I didn’t say anything, I just stared. He smiled and leaned so close I was glad he had stopped eating his garlic raw, leaned so close his whisper was like a roar.

“I know,” he said.

“Know what?”

“You know.”

“No, I don’t know.”

“Your little no-no.”

“My no-no?”

“Oh, I know,” he said. “Yes I does. I know.”

I stood abruptly, as if the secret itself propelled me off my stool. I stood, but I didn’t say anything and I didn’t leave. I stood and listened.

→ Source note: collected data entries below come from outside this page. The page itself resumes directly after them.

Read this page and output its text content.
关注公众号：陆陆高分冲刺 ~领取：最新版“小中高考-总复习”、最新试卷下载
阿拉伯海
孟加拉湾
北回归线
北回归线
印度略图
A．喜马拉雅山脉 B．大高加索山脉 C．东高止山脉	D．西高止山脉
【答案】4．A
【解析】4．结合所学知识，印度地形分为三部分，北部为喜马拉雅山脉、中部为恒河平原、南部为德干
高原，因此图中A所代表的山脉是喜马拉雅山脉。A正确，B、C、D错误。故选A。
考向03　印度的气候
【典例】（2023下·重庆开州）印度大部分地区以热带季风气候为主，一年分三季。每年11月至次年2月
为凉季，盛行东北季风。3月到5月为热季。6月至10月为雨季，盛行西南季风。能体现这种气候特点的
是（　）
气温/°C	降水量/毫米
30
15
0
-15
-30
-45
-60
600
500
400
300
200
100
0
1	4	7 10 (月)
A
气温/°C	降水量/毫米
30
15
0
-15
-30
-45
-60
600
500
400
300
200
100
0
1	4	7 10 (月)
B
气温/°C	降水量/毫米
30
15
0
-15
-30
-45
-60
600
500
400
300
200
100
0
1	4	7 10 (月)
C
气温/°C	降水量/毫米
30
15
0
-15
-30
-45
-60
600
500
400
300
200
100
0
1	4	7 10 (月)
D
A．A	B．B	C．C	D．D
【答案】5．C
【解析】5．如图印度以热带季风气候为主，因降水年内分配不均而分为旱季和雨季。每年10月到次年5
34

“She told me so herself,” said Skink. “I assure you, Vic, I’m not here to hurt you, I’m here to help. It’s safe with me, your little secret. I got no wish to spread it around like butter on a stack of flap-jacks. But don’t be like those lawyers in the showroom with their lawyerish ways. Take the deal. It wasn’t no picnic getting Jefferson to go for the plea. Don’t think we can keep it on the table forever.
Forget about Juan Gonzalez. Take the deal, put everything right, so no one ends up knowing nothing and we all go home happy.”

He nodded at me, pushed himself off his stool, and headed for the door. He had a strange, waddling walk, like he’d just jumped off his horse after riding for a fortnight. Then he stopped, turned, and waddled back.

“You was in the house alone after she was doffed, wasn’t you?”

I said nothing.

“An item is missing, a small item. No bigger than a key, if you catch the drift. It wasn’t logged in by the police detectives, and it seems no longer to be in the house.”

“How would you know?” I blurted out, my gaze dropping down from his eyes to his hands, which were now hidden in his pockets.

He ignored my question. “You didn’t happen to pilfer the item whilst inside the house, did you? You didn’t happen to palm it for your own invidious purposes?”

I couldn’t answer, too frightened and stunned to even try to deny it. I stood there shaking, mute, my eyes watering involuntarily as they hadn’t done in years. I couldn’t answer, but it wasn’t the type of question that demanded an answer. I got the sense that Phil Skink didn’t need many answers from anyone, especially from me.

“G’day, Vic,” he said with a click and a wink.

I watched him push open the door, head out to the street, and then I wheeled around in terror.